Apologies to Andy Rooney, but have you ever noticed that none of the Seven Deadly Sins are particularly bad? Think about it. The Seven Deadly Sins are (in no particular order): Anger, Greed, Envy, Lust, Gluttony, Sloth, and Pride. All of us have large dollops of them. Maybe that’s why they are considered deadly: we have them, and we die, and thus these are the Seven Deadly Sins. But that seems too pat.
If we were really serious about bad character, I’d replace at least three of them with: Cruelty, Deceit, and Malice. Perhaps I run with a particularly good crowd, but none of the people I know have any of these really in more than negligible amounts. In any event, these three are far worse than the traditional Seven.

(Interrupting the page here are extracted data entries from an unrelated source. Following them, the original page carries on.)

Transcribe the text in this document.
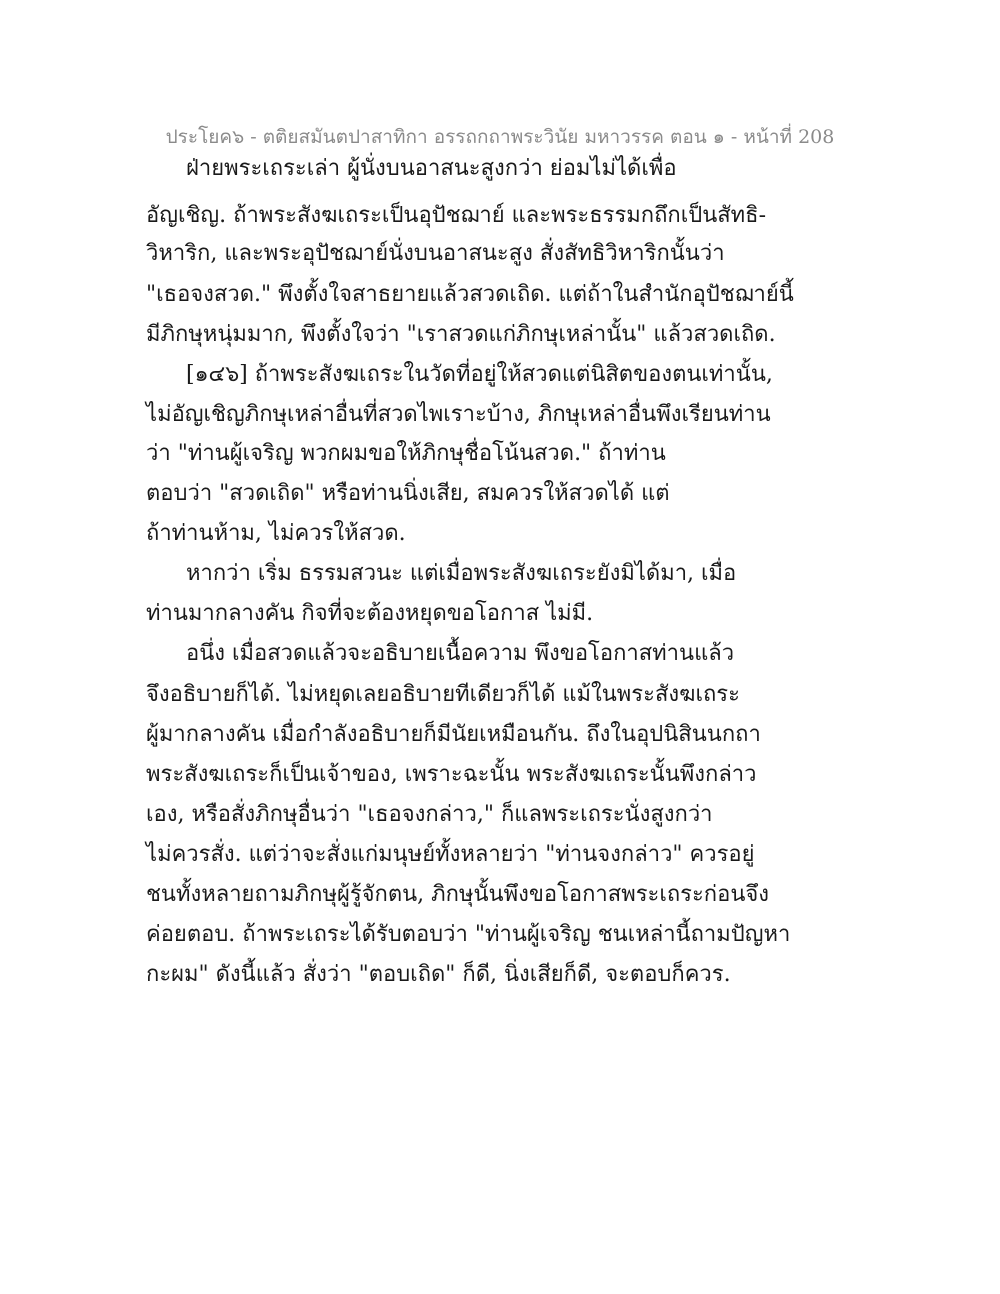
ประโยค๖ - ตติยสมันตปาสาทิกา อรรถกถาพระวินัย มหาวรรค ตอน ๑ - หน้าที่ 208
ฝ่ายพระเถระเล่า ผู้นั่งบนอาสนะสูงกว่า ย่อมไม่ได้เพื่อ
อัญเชิญ. ถ้าพระสังฆเถระเป็นอุปัชฌาย์ และพระธรรมกถึกเป็นสัทธิ-
วิหาริก, และพระอุปัชฌาย์นั่งบนอาสนะสูง สั่งสัทธิวิหาริกนั้นว่า
"เธอจงสวด." พึงตั้งใจสาธยายแล้วสวดเถิด. แต่ถ้าในสำนักอุปัชฌาย์นี้
มีภิกษุหนุ่มมาก, พึงตั้งใจว่า "เราสวดแก่ภิกษุเหล่านั้น" แล้วสวดเถิด.
[๑๔๖] ถ้าพระสังฆเถระในวัดที่อยู่ให้สวดแต่นิสิตของตนเท่านั้น,
ไม่อัญเชิญภิกษุเหล่าอื่นที่สวดไพเราะบ้าง, ภิกษุเหล่าอื่นพึงเรียนท่าน
ว่า "ท่านผู้เจริญ พวกผมขอให้ภิกษุชื่อโน้นสวด." ถ้าท่าน
ตอบว่า "สวดเถิด" หรือท่านนิ่งเสีย, สมควรให้สวดได้ แต่
ถ้าท่านห้าม, ไม่ควรให้สวด.
หากว่า เริ่ม ธรรมสวนะ แต่เมื่อพระสังฆเถระยังมิได้มา, เมื่อ
ท่านมากลางคัน กิจที่จะต้องหยุดขอโอกาส ไม่มี.
อนึ่ง เมื่อสวดแล้วจะอธิบายเนื้อความ พึงขอโอกาสท่านแล้ว
จึงอธิบายก็ได้. ไม่หยุดเลยอธิบายทีเดียวก็ได้ แม้ในพระสังฆเถระ
ผู้มากลางคัน เมื่อกำลังอธิบายก็มีนัยเหมือนกัน. ถึงในอุปนิสินนกถา
พระสังฆเถระก็เป็นเจ้าของ, เพราะฉะนั้น พระสังฆเถระนั้นพึงกล่าว
เอง, หรือสั่งภิกษุอื่นว่า "เธอจงกล่าว," ก็แลพระเถระนั่งสูงกว่า
ไม่ควรสั่ง. แต่ว่าจะสั่งแก่มนุษย์ทั้งหลายว่า "ท่านจงกล่าว" ควรอยู่
ชนทั้งหลายถามภิกษุผู้รู้จักตน, ภิกษุนั้นพึงขอโอกาสพระเถระก่อนจึง
ค่อยตอบ. ถ้าพระเถระได้รับตอบว่า "ท่านผู้เจริญ ชนเหล่านี้ถามปัญหา
กะผม" ดังนี้แล้ว สั่งว่า "ตอบเถิด" ก็ดี, นิ่งเสียก็ดี, จะตอบก็ควร.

Now, maybe the whole point of the Seven Deadly Sins is that they are so normal — they are our “ordinary vices,” a phrase that Montaigne coined in his essay “On Cannibals.” They eat away at our character because they are part of our everyday existence, and before we know it, we are terrible people. That makes sense. In other words, it is their very mildness that makes them so devastating.
I couldn’t help thinking about this upon finishing Bob Frank’s wonderful book Falling Behind: How Rising Inequality Harms the Middle Class. Bob has been writing for years about “positional goods,” that is, goods whose value depends upon on how much of the good other people have. The classic example is that lots of people would rather have a $200,000 house when everyone else has a $150,000 house, instead of a $300,000 house when everyone else has a $400,000 house. In Falling Behind, Bob is at pains to show how this is not the result of that Deadly Sin, Envy: people want houses priced relatively highly not because they are envious or snobbish, but rather because this means they will be in better school districts. Reality is not Lake Wobegon: not every child can be above average, and so everyone wants to be in the highest cohort.
All true. But it seems to me odd that the central critique of the theory of positional goods and relative preferences is essentially, “we can’t have public policy cater to people’s Envy, because Envy is bad.” Virtually the entire classical theory of economics supports policies that appeal to people’s Greed: they will produce more if you pay them more for it. I find Bob to be completely persuasive that taking account of positional goods is not about Envy, but if it is, so what? They don’t call it the dismal science for nothing. And if you object to any public policy that caters to the Seven Deadly Sins, that doesn’t leave you with many arrows in your quiver.
Last thing: I was first introduced to the Seven Deadly Sins by, of all things, the Muppet Show. The Muppet Show’s 1974 pilot, “Sex and Violence,” featured the “Seven Deadly Sins” competition. Midway through the show, a Muppet appeared to Kermit and told him that she was “Leafy Green Vegetables.” After some confusion, Kermit explained that she wanted the Seven Main Food Groups competition down the hall. Then Lust started chasing after Leafy Green Vegetables. All good fun.